Por meio da recusa de reconhecer a união civil, lança-se a mensagem de que o homossexualismo é tolerado, mas, ao mesmo tempo, desencorajado.
Sullivan rebate tranquilamente essa argumentação, mostrando que os homossexuais são sempre uma minoria e não têm condições de ameaçar a estabilidade da maioria hetero.
Além disso, colocando-se no lugar dos próprios conservadores, mostra que a existência de uma união legal pode ser um norte para os jovens homossexuais, uma espécie de futuro com que possam sonhar, contribuindo dessa forma para a ordem e tranquilidade geral.
Aliás, é interessante notar como conservadores e radicais gays se encontram nesse ponto. Os primeiros querendo evitar a união, os radicais desprezando-a por achá-la uma caretice. De qualquer forma, uma espécie de camisa de força legal para relações amorosas que deveriam ser livres e espontâneas.
O debate no Brasil está apenas começando, mas a sua simples existência pode contribuir para a redução da homofobia nacional, um complexo edifício feito de ironias, piadas, discretos preconceitos, mas que acaba abrigando algumas sinistras zonas de sombra, como, por exemplo, a série de assassinatos de homossexuais no Brasil.
Alguns conhecidos morreram assim e, como repórter policial, tive a oportunidade de cobrir outros casos. Sempre fiquei chocado com o número de golpes de faca que sofriam: 50, às vezes 60. E sempre me perguntei: se bastam alguns golpes para matar, o que é que o assassino estava matando?
Minha hipótese é que os assassinos, na maioria das vezes simples garotos de programa, estavam tentando matar o seu próprio homossexualismo.
Dificilmente o Brasil avançará para o radicalismo liberal que tenta impedir comportamentos individuais preconceituosos. Mas, enquanto Estado neutro e laico, não tem mais argumentos para negar a igualdade de todos perante a lei.
Mencionando os EUA, Sullivan acha que a agenda da política homossexual do fim de século será marcada pela união civil e o direito de entrada nas Forças Armadas.
Já estou apoiando entusiasticamente a idéia da união civil. Se surgir a de inclusão nas forças militares, por uma coerência democrática também a defenderei.

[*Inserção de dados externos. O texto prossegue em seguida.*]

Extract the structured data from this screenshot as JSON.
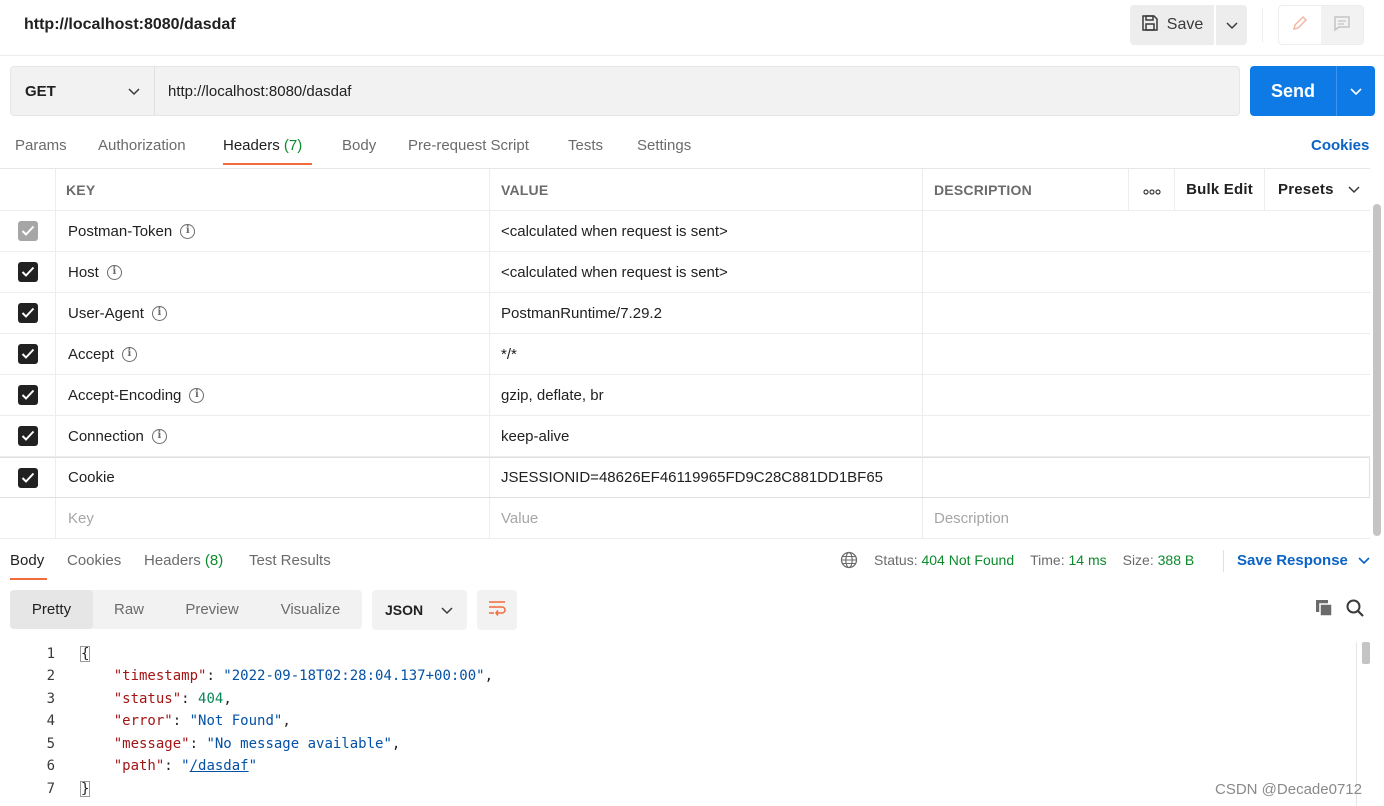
{
  "request": {
    "title": "http://localhost:8080/dasdaf",
    "method": "GET",
    "url": "http://localhost:8080/dasdaf",
    "save_label": "Save",
    "send_label": "Send"
  },
  "request_tabs": [
    {
      "label": "Params"
    },
    {
      "label": "Authorization"
    },
    {
      "label": "Headers",
      "count": "(7)",
      "active": true
    },
    {
      "label": "Body"
    },
    {
      "label": "Pre-request Script"
    },
    {
      "label": "Tests"
    },
    {
      "label": "Settings"
    }
  ],
  "cookies_label": "Cookies",
  "headers_table": {
    "columns": {
      "key": "KEY",
      "value": "VALUE",
      "description": "DESCRIPTION"
    },
    "more_label": "ooo",
    "bulk_edit_label": "Bulk Edit",
    "presets_label": "Presets",
    "rows": [
      {
        "key": "Postman-Token",
        "value": "<calculated when request is sent>",
        "checked": true,
        "disabled": true
      },
      {
        "key": "Host",
        "value": "<calculated when request is sent>",
        "checked": true
      },
      {
        "key": "User-Agent",
        "value": "PostmanRuntime/7.29.2",
        "checked": true
      },
      {
        "key": "Accept",
        "value": "*/*",
        "checked": true
      },
      {
        "key": "Accept-Encoding",
        "value": "gzip, deflate, br",
        "checked": true
      },
      {
        "key": "Connection",
        "value": "keep-alive",
        "checked": true
      },
      {
        "key": "Cookie",
        "value": "JSESSIONID=48626EF46119965FD9C28C881DD1BF65",
        "checked": true
      }
    ],
    "placeholders": {
      "key": "Key",
      "value": "Value",
      "description": "Description"
    }
  },
  "response": {
    "tabs": [
      {
        "label": "Body",
        "active": true
      },
      {
        "label": "Cookies"
      },
      {
        "label": "Headers",
        "count": "(8)"
      },
      {
        "label": "Test Results"
      }
    ],
    "status_label": "Status:",
    "status_value": "404 Not Found",
    "time_label": "Time:",
    "time_value": "14 ms",
    "size_label": "Size:",
    "size_value": "388 B",
    "save_response_label": "Save Response",
    "views": [
      "Pretty",
      "Raw",
      "Preview",
      "Visualize"
    ],
    "active_view": "Pretty",
    "format": "JSON",
    "body_lines": [
      {
        "num": "1",
        "open": "{"
      },
      {
        "num": "2",
        "key": "\"timestamp\"",
        "val": "\"2022-09-18T02:28:04.137+00:00\"",
        "type": "string",
        "comma": ","
      },
      {
        "num": "3",
        "key": "\"status\"",
        "val": "404",
        "type": "number",
        "comma": ","
      },
      {
        "num": "4",
        "key": "\"error\"",
        "val": "\"Not Found\"",
        "type": "string",
        "comma": ","
      },
      {
        "num": "5",
        "key": "\"message\"",
        "val": "\"No message available\"",
        "type": "string",
        "comma": ","
      },
      {
        "num": "6",
        "key": "\"path\"",
        "val_pre": "\"",
        "val_link": "/dasdaf",
        "val_post": "\"",
        "type": "link",
        "comma": ""
      },
      {
        "num": "7",
        "close": "}"
      }
    ]
  },
  "watermark": "CSDN @Decade0712",
  "colors": {
    "accent": "#f26b3a",
    "send": "#0d7ae6",
    "link": "#0b63c5",
    "success": "#0c8a2c"
  }
}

Isso não significa que não tenha contradições pessoais com as duas propostas.
Vivo há 14 anos com uma pessoa e jamais nos casamos legalmente, tendo sido salvos pela nova Lei do Concubinato. Além disso, sou autor de uma emenda constitucional que prevê o serviço militar facultativo em tempo de paz.
Em outras palavras, estou concentrado na luta para que as pessoas possam rejeitar o serviço militar.
O que fazer? Resta apenas repetir aquela última frase de "Quanto Mais Quente Melhor": Nobody is perfect.

Texto Anterior: CLIPE
Próximo Texto: Minissérie exibe cinco últimos dias de Getúlio
Índice


Clique aqui para deixar comentários e sugestões para o ombudsman.


Copyright Empresa Folha da Manhã S/A. Todos os direitos reservados. É proibida a reprodução do conteúdo desta página em qualquer meio de comunicação, eletrônico ou impresso, sem autorização escrita da Folhapress.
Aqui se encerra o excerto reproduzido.